Insultos em jogo de futebol não vão a julgamento

Insultos em jogo de futebol não vão a julgamento

José Manuel Constantino, presidente do Comité Olímpico de Portugal, insurgiu-se, esta quinta-feira, em publicação na página pessoal no Facebook contra um acórdão dos juízes da 9.ª Secção Criminal do Tribunal da Relação de Lisboa (TRL) que confirma a decisão de primeira instância de não levar a julgamento um processo por crimes de injúria e ofensa à honra, intentado por um treinador contra um delegado por insultos - "Vai lá prá barraca, vai mas é pó c****** seu filho da p***" - num jogo de futebol.

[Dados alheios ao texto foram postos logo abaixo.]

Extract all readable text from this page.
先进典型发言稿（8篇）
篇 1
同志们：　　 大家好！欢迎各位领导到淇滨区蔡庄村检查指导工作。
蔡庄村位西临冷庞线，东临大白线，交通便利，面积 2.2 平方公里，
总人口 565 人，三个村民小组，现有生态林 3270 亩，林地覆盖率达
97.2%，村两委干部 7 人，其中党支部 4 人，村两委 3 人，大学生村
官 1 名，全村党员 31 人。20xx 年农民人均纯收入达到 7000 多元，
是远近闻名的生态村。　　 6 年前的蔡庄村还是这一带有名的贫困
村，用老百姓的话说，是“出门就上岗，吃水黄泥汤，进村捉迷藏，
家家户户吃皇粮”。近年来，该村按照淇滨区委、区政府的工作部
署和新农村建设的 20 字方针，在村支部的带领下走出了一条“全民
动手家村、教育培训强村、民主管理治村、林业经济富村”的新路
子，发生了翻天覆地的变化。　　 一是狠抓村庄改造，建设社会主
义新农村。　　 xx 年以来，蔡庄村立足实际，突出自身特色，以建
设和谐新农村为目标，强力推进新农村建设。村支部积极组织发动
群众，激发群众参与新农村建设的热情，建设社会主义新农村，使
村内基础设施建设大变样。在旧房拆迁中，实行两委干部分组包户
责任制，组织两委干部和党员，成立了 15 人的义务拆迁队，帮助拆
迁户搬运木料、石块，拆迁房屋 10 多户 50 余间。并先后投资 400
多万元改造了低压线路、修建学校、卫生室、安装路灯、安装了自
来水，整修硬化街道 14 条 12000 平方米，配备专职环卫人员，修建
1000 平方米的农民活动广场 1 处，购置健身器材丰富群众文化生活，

Enquadrando as expressões no "mundo do desporto, em particular do futebol", o TRL entende que "não se podem considerar que tenham atingido um patamar de obscenidade e grosseria de linguagem, nem que tenham colidido com o conteúdo moral da personalidade do visado, nem atingido valores ética e socialmente relevantes do ponto de vista do direito penal". E acrescenta: "Aquelas palavras, numa envolvência futebolística, não têm outro significado que não seja a mera verbalização das palavras obscenas, sendo absolutamente incapazes de pôr em causa o caráter, o bom nome ou a reputação do visado".

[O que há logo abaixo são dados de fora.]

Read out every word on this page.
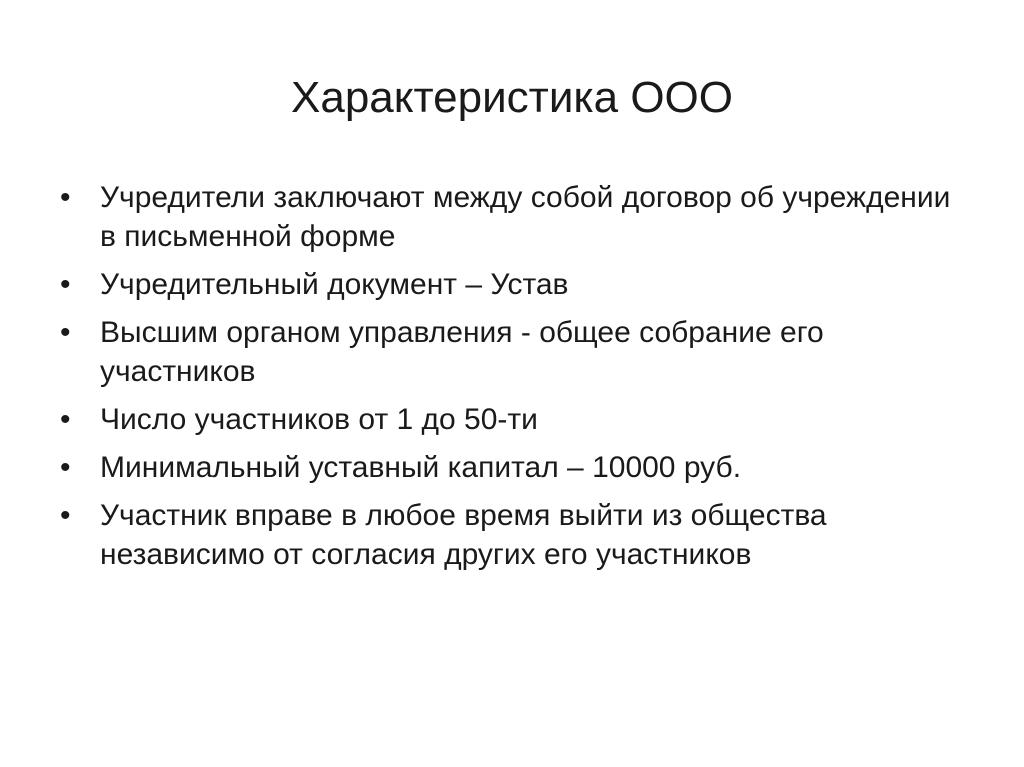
Характеристика ООО
• Учредители заключают между собой договор об учреждении в письменной форме
• Учредительный документ – Устав
• Высшим органом управления - общее собрание его участников
• Число участников от 1 до 50-ти
• Минимальный уставный капитал – 10000 руб.
• Участник вправе в любое время выйти из общества независимо от согласия других его участников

Diz que as afirmações "traduzem um comportamento revelador de falta de educação e de baixeza moral e contra as regras da ética desportiva", mas sublinha que , "mesmo socialmente desconsiderado, é também ele, de alguma forma, tolerado nos bastidores da cena futebolística".
Assim, o TRL entende que tal comportamento pode "ser eventualmente sancionado disciplinarmente" [pela justiça desportiva], mas não "penalmente".

Decisão lamentável

O presidente do Comité Olímpico de Portugal qualificou de "lamentável" o acórdão do TRL, defendendo que "a dignidade humana é um bem a defender em todos os contextos" e que "os recintos desportivos não podem sem uma espécie de off-shore onde se pode praticar o que no exterior é criminalizado". "Esta gravíssima decisão derruba qualquer esforço de professores, pais e autoridades desportivas para a regulação dos comportamentos em situação competitiva (...). Ao se justificar que, no espaço desportivo, são aceitáveis expressões que, de forma direta e intencional, ferem o património pessoal, humilham, mancham a honra e a dignidade pessoal, o exemplo que se transmite é socialmente muito negativo", escreveu José Manuel Constantino.